When asked about the wartime shortage of supplies there, he mentioned that there was plenty of fruit and fish available. What they really craved was some beef! One rare time a cattleman from Central Florida sent down a truckload of beef. I asked Charles Waters how the meat was kept cool. He remarked that they were alive and in a very short time the butchers and meat cutters were providing steaks and more steaks, which were served up in short order!
When his Navy enlistment expired and before the end of the war in the Pacific, (Charles F. Waters) enlisted in the Coast Guard. Based from Woods Hole, Massachusetts, his duties were to tend to the navigational buoys Atlantic Weather Patrol monitoring from south of Bermuda up to Iceland – remember, there was no weather radar in those days. He was also able to attend radar school in Groton during his eight years of service in the Coast Guard. His stories also included the radar monitoring of all aircraft traffic – commercial and military – and the awe of seeing his first supersonic jet appear and disappear within a 200 mile range within two minutes on the screen.
When that enlistment expired and with his radar skills Charles was able to enlist in the new US Air Force. His rank was Technical Sergeant and he was a radar crew chief in the Cold War for four years. Wanting to further his skills in Communications, he enlisted in the Army.

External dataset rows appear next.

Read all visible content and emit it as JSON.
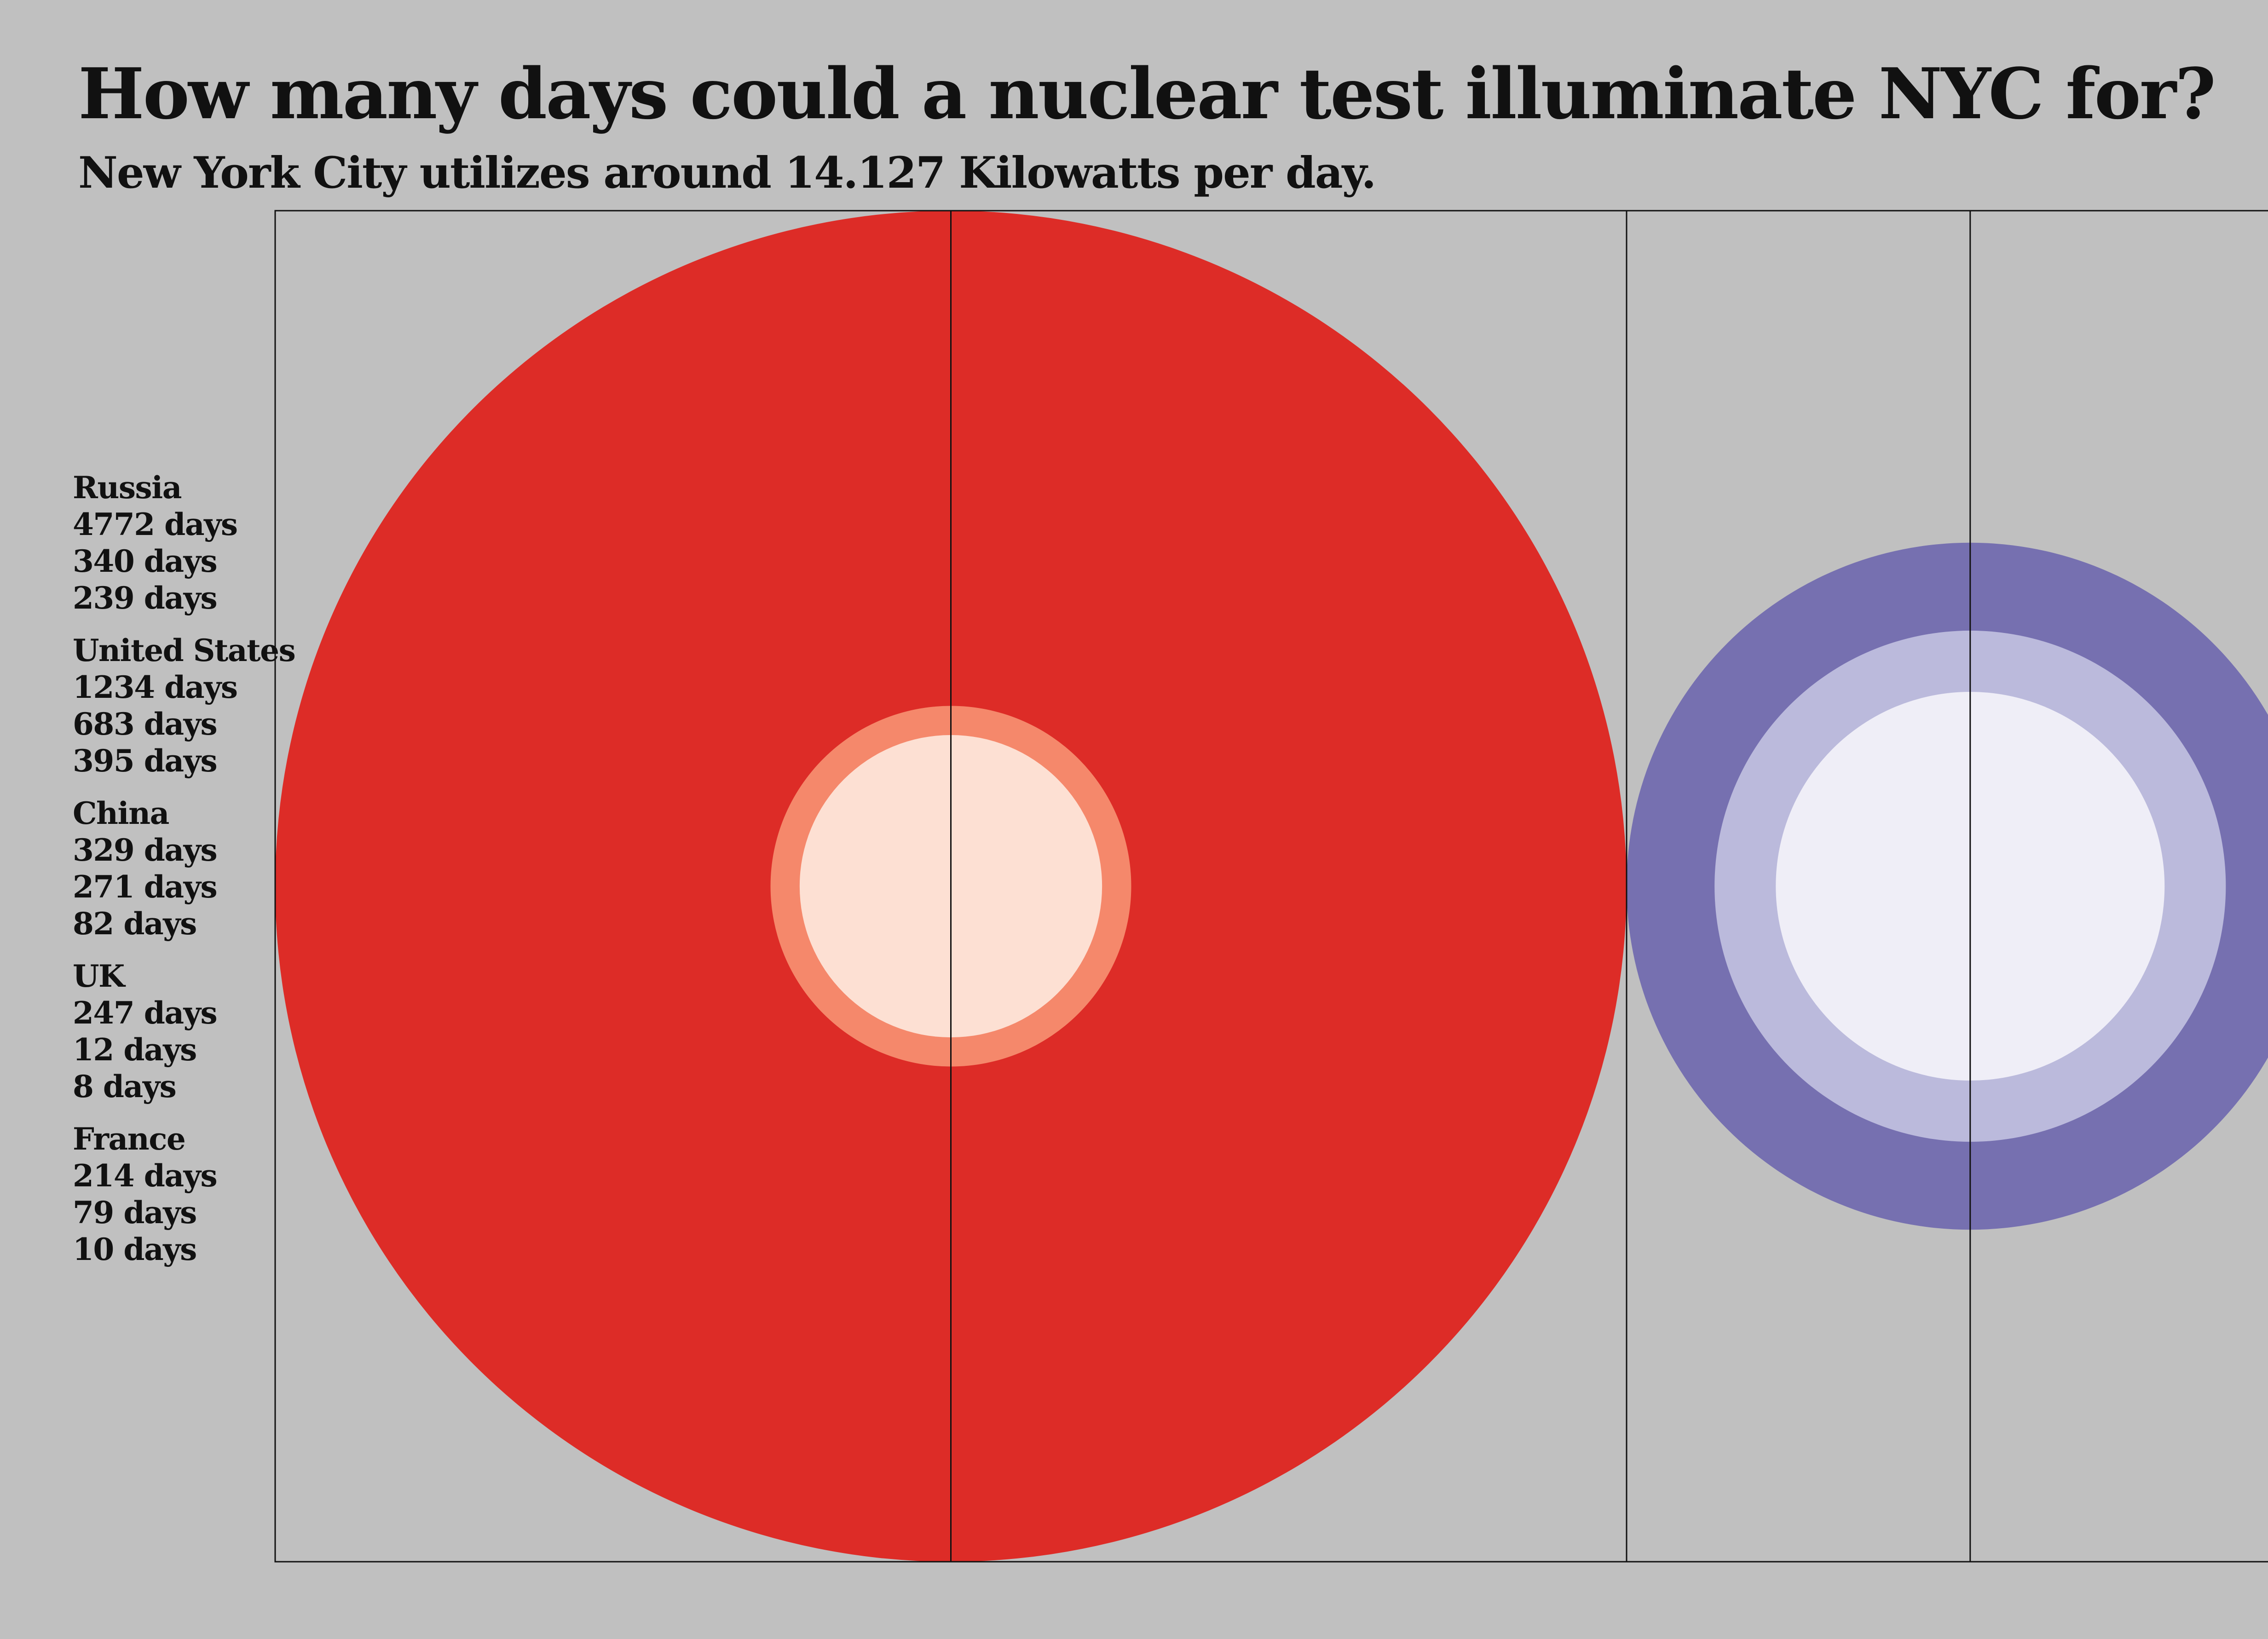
{
  "title": "How many days could a nuclear test illuminate NYC for?",
  "subtitle": "New York City utilizes around  14.127 Kilowatts per day.",
  "legend": [
    {
      "country": "Russia",
      "lines": [
        "4772 days",
        "340 days",
        "239 days"
      ]
    },
    {
      "country": "United States",
      "lines": [
        "1234 days",
        "683 days",
        "395 days"
      ]
    },
    {
      "country": "China",
      "lines": [
        "329 days",
        "271 days",
        "82 days"
      ]
    },
    {
      "country": "UK",
      "lines": [
        "247 days",
        "12 days",
        "8 days"
      ]
    },
    {
      "country": "France",
      "lines": [
        "214 days",
        "79 days",
        "10 days"
      ]
    }
  ],
  "chart_data": {
    "type": "bubble",
    "title": "How many days could a nuclear test illuminate NYC for?",
    "subtitle": "New York City utilizes around  14.127 Kilowatts per day.",
    "unit": "days",
    "layout": "nested concentric circles per country, area proportional to value, circles placed side by side",
    "series": [
      {
        "country": "Russia",
        "values": [
          4772,
          340,
          239
        ],
        "colors": [
          "#dd2c27",
          "#f5886b",
          "#fde0d3"
        ]
      },
      {
        "country": "United States",
        "values": [
          1234,
          683,
          395
        ],
        "colors": [
          "#7670b0",
          "#bbbadc",
          "#efeef7"
        ]
      },
      {
        "country": "China",
        "values": [
          329,
          271,
          82
        ],
        "colors": [
          "#2e9b4a",
          "#a0da94",
          "#e6f5e0"
        ]
      },
      {
        "country": "UK",
        "values": [
          247,
          12,
          8
        ],
        "colors": [
          "#e3480f",
          "#f08a4f",
          "#fbd0ad"
        ]
      },
      {
        "country": "France",
        "values": [
          214,
          79,
          10
        ],
        "colors": [
          "#2f7fc0",
          "#8ebfe0",
          "#dbeaf5"
        ]
      }
    ],
    "grid": "vertical lines through each circle center and at circle edges",
    "frame": true
  }
}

His fondest memories are of providing communications for 25 units all over Europe. One time, the leadership of France ordered all of the American missiles out of their country. Charles skill and those with him allowed constant communication while three different convoys were relocating. The back seat area of his jeep was loaded with equipment that received and transmitted coordinating messages while tracking the progress.
Later, after Berlin Crisis with then the Soviet Union, his duties in Germany required monitoring communications along the Russian border. One time, while traveling on a road thought to be open, a small group of their trucks with equipment were blocked by Soviet soldiers. The soldiers wanted to inspect the vehicles. Not wanting to allow valuable equipment to be seen or possibly taken, the group decided to run the blockade. (Charles F. Waters) was driving one of the 10-ton trucks. A Russian soldier shot a front tire which caused the truck to start to turn over. While trying to jump out of it, one of the patch pockets on his pants got caught and he was unable to cleanly escape. The truck landed on his leg and crushed it. Surrounded with machine gun protection from his fellow soldiers, a helicopter was needed to lift the truck and allow the unconscious, Charles F. Waters, to be medically evacuated. Despite fighting with the medical board for a year and a half, they retired him out in 1967 with 100% disabilities.

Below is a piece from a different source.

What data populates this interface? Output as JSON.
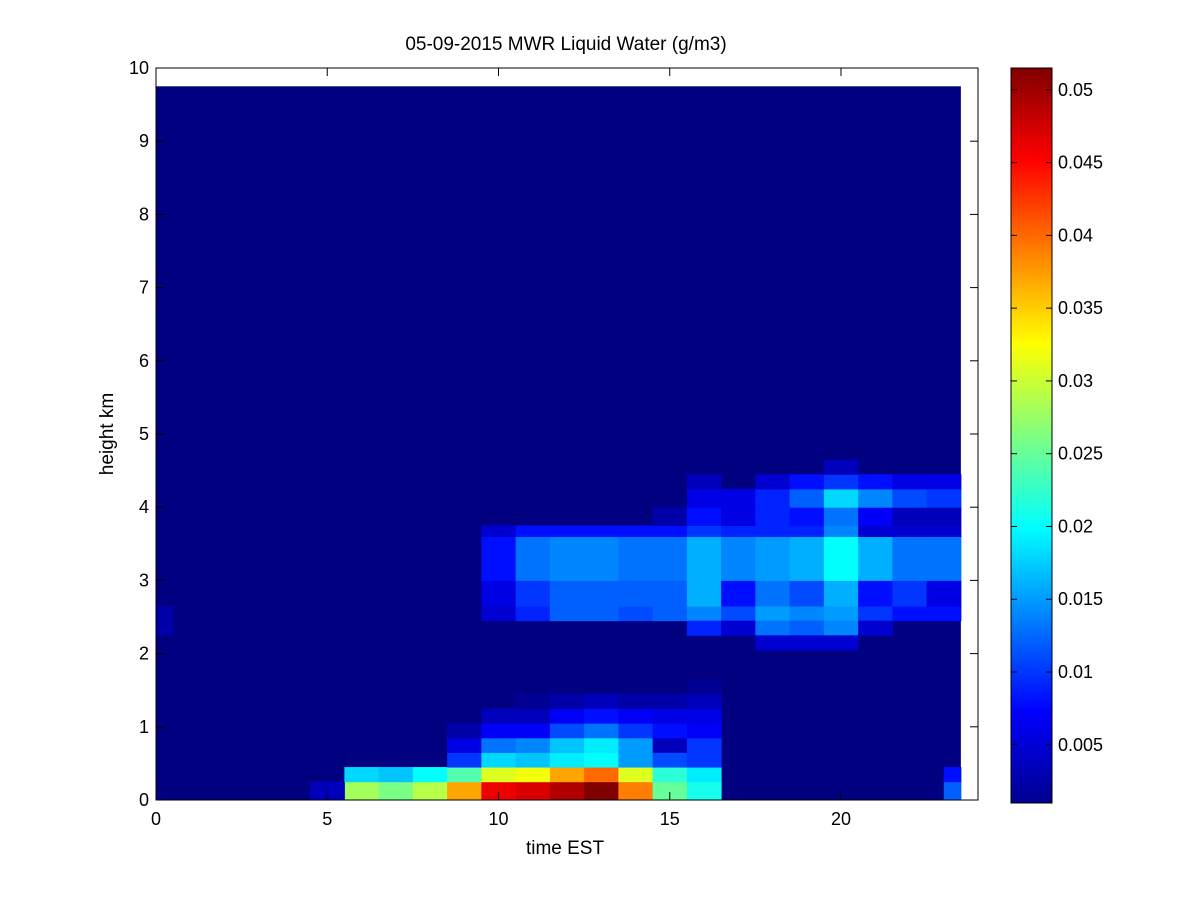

With over 20 years of service in all branches of the armed forces except for the Marine Corps, very few persons would be as patriotic as Army retired Staff Sergeant (Charles F. Waters)! And there are lots of coincidences – He fought for liberty in WWII, He served aboard Liberty cargo ships, and he is graduating along with Liberty High School students. He and his wife, Ruth, live in Kissimmee with Liberty High School being the closest to their home.
Charles had seven children, of which one has died. Charles F. Waters III (the third) died a year and a half ago. He had dangerous chemical exposure from his Air Force service in Vietnam.

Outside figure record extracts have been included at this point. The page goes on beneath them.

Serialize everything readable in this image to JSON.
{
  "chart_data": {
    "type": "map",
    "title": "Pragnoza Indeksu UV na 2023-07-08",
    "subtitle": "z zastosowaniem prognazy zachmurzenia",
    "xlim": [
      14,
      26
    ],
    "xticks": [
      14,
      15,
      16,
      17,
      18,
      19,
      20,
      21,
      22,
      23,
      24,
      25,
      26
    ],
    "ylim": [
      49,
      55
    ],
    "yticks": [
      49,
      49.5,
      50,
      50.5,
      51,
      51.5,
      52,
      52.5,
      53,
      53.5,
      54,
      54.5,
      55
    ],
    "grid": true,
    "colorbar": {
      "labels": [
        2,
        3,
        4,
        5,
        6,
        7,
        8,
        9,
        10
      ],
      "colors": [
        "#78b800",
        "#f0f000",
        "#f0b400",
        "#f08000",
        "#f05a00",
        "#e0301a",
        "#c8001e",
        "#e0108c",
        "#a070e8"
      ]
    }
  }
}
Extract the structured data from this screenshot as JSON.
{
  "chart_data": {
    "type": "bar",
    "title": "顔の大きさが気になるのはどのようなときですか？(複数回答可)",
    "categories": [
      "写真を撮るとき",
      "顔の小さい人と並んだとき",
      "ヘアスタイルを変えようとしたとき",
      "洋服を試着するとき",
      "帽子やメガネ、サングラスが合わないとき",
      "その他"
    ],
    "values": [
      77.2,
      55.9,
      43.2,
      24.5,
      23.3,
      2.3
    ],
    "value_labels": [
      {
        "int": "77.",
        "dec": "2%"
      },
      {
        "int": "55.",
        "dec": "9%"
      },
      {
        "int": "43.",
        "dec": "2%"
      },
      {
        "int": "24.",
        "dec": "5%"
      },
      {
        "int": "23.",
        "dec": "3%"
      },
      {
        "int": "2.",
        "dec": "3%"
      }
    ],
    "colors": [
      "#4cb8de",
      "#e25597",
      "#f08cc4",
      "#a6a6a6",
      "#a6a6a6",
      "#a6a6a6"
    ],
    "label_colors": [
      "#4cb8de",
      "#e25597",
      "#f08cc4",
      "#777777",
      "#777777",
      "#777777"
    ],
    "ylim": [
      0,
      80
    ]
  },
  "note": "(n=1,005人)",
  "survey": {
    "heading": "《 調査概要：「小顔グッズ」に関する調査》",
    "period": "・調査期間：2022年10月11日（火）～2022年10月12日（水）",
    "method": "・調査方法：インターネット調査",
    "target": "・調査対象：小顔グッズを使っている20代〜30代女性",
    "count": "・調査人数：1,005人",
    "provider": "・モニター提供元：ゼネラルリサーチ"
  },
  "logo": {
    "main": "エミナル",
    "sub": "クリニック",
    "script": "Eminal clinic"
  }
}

On the same day in the morning – Thursday, May 29 – one of Charles’ great-granddaughters in Tampa will be attending her own commencement ceremonies. Two generations with several decades of time between them will receive their diplomas and the honor of being high school graduates. (At this time, it is unknown if she will be attending this event for her great-grandfather.)
- A WWII veteran will receive his high school diploma on Thursday, May 29 with other Liberty High School graduates.
- Where: Osceola Heritage Park, 1875 Silver Spur Lane, Kissimmee, 34744.
- When: 1pm Commencement ceremony starts. Doors open at 12:15.